The standard mantra for responsible AI is “human oversight” and “human in the loop”. These concepts are also embedded in legislation, such as the EU AI Act. But what does effective human oversight look like in practice—especially in the context of assessment?
AI is increasingly used across the assessment lifecycle: in test development, delivery, scoring, security, and beyond. Each of these areas presents unique challenges for human oversight. How can organisations ensure oversight is meaningful and effective in such diverse contexts?
There are many different types of human oversight, including human in the loop, human on the loop, human out of the loop, and more. The presentation will distinguish the different needs and use cases and share some good practice from other fields where there is more experience with using humans in conjunction with AI; both good and not so good…

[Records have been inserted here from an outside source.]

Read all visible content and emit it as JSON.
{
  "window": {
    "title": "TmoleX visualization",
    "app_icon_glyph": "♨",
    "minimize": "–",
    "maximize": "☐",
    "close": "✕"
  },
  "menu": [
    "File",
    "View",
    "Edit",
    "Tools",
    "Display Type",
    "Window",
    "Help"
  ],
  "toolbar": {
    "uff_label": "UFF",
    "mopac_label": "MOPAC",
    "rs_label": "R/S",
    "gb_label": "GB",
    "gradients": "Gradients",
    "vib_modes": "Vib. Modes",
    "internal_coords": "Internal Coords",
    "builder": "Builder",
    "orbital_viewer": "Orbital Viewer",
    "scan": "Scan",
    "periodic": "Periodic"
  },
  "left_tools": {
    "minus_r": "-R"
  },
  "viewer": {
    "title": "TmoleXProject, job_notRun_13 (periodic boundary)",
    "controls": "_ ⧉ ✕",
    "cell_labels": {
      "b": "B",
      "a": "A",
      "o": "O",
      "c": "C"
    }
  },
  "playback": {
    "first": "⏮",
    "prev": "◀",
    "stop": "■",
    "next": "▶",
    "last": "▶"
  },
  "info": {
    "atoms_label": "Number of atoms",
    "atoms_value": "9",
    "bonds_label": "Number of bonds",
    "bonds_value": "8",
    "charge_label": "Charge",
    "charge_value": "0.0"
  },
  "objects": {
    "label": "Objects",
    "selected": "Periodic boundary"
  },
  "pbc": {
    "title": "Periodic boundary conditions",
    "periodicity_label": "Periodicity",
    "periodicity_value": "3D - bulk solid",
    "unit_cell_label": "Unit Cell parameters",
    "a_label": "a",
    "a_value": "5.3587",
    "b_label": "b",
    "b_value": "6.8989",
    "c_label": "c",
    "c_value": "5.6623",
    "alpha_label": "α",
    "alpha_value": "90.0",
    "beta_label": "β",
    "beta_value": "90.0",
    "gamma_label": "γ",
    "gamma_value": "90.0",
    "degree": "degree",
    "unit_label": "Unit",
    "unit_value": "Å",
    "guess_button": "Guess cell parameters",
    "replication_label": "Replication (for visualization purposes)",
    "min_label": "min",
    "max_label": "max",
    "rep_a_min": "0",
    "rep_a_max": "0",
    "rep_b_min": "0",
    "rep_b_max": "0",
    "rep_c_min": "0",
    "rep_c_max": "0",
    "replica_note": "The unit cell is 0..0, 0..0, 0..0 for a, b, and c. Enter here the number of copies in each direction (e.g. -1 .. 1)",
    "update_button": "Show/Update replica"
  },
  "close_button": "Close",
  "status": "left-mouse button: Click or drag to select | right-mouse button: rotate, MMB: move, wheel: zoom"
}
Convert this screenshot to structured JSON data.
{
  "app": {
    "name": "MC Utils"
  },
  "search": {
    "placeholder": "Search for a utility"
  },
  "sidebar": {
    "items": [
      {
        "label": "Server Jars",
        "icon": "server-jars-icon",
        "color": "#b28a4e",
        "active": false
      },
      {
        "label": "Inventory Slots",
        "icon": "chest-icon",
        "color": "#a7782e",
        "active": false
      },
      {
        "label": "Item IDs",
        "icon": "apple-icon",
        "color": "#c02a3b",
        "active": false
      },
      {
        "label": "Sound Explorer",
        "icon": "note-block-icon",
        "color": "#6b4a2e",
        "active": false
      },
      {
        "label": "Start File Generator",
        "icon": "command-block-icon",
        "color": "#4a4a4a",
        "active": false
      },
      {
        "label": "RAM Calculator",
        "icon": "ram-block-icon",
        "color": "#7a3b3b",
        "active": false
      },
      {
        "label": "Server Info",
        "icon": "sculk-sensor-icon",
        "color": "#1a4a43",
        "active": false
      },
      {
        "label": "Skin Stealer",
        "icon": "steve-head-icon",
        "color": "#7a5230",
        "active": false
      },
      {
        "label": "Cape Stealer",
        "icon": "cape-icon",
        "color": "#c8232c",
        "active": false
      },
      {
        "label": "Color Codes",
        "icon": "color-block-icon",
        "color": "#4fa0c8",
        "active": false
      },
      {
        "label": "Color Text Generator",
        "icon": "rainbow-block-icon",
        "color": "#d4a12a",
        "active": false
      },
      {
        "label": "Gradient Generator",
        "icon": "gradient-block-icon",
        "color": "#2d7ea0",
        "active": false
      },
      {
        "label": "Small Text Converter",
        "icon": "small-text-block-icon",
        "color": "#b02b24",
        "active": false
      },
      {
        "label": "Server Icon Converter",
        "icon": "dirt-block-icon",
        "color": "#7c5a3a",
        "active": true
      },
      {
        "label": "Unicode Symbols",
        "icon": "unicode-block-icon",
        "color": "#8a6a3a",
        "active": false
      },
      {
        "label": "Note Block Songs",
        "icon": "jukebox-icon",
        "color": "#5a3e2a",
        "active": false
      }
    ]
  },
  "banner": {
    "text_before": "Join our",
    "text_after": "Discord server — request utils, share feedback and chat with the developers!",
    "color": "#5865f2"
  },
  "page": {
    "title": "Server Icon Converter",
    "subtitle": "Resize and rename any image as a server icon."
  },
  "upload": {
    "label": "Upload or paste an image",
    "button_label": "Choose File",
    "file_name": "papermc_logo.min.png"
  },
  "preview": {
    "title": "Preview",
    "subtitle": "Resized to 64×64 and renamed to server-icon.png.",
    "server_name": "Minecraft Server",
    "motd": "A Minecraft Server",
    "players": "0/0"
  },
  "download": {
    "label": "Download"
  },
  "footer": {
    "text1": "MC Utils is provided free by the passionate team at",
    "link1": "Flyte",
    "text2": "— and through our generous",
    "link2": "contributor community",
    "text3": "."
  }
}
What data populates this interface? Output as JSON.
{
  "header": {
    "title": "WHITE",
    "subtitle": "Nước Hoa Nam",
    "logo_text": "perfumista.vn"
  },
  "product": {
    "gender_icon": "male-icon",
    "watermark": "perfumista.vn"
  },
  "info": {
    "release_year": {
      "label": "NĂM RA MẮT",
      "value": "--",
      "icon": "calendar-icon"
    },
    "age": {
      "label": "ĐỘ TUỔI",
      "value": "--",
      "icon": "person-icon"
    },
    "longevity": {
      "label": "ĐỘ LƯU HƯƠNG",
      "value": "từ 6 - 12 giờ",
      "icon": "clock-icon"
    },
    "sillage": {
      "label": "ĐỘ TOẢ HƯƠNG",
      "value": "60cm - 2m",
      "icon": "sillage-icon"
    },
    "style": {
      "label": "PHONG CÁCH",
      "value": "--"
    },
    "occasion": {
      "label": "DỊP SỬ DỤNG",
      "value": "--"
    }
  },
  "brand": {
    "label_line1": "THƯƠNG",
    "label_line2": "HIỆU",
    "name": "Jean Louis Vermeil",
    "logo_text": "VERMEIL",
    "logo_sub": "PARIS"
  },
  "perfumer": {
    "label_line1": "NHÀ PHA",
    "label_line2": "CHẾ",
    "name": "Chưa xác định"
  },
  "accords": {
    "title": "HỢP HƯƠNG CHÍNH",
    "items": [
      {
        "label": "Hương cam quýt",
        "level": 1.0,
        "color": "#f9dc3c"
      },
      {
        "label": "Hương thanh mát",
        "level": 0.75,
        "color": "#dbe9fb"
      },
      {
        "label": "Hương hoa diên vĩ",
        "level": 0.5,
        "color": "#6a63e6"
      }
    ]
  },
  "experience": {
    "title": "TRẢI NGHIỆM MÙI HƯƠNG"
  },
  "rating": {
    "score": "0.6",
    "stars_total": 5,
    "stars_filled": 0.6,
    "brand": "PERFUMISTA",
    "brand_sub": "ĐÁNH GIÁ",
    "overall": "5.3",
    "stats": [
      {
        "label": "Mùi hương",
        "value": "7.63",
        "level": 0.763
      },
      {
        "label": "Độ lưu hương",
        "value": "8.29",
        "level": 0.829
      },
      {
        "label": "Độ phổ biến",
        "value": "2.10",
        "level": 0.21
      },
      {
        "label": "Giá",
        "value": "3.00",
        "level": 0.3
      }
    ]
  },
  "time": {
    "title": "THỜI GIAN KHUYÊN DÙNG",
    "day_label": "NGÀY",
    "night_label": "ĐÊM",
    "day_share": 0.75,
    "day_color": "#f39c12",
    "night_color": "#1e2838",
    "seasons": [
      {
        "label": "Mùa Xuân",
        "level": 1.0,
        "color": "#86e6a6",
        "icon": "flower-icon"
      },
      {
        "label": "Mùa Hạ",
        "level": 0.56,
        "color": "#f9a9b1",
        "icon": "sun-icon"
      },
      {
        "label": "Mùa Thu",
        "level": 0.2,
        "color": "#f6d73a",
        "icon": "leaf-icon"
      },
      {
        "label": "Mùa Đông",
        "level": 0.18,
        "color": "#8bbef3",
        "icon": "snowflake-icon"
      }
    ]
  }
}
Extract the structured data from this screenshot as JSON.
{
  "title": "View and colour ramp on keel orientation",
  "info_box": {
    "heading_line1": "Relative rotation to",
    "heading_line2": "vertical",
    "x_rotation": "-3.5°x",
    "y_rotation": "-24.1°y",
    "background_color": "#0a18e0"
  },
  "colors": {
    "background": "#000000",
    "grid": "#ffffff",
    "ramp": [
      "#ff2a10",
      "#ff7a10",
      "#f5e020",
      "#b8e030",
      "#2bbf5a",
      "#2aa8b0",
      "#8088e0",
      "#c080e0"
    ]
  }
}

We will highlight practical lessons and emerging good practices and address key challenges, including:
Ensuring human overseers are competent and properly trained
Sustaining human vigilance in repetitive or high-volume tasks
Mitigating human bias and fallibility
Managing the tendency for humans to over-trust convincing AI output
All while allowing the increasingly powerful AI tools and services to ‘do their thing’. This isn’t about blocking AI but embracing its strengths and supporting it with oversight.
We’ll also consider the legal requirement, as set out in legislation such as the EU AI Act, to use human oversight to safeguard fundamental rights when AI is deployed in assessment, and get some input from the attendees on how they plan their human oversight..
Ultimately, the success of AI in assessment will hinge on how well human oversight is implemented. We won’t pretend to have all the answers—but we’ll offer important questions to ask and useful directions to explore as you design or evaluate your own AI-enabled assessment practices.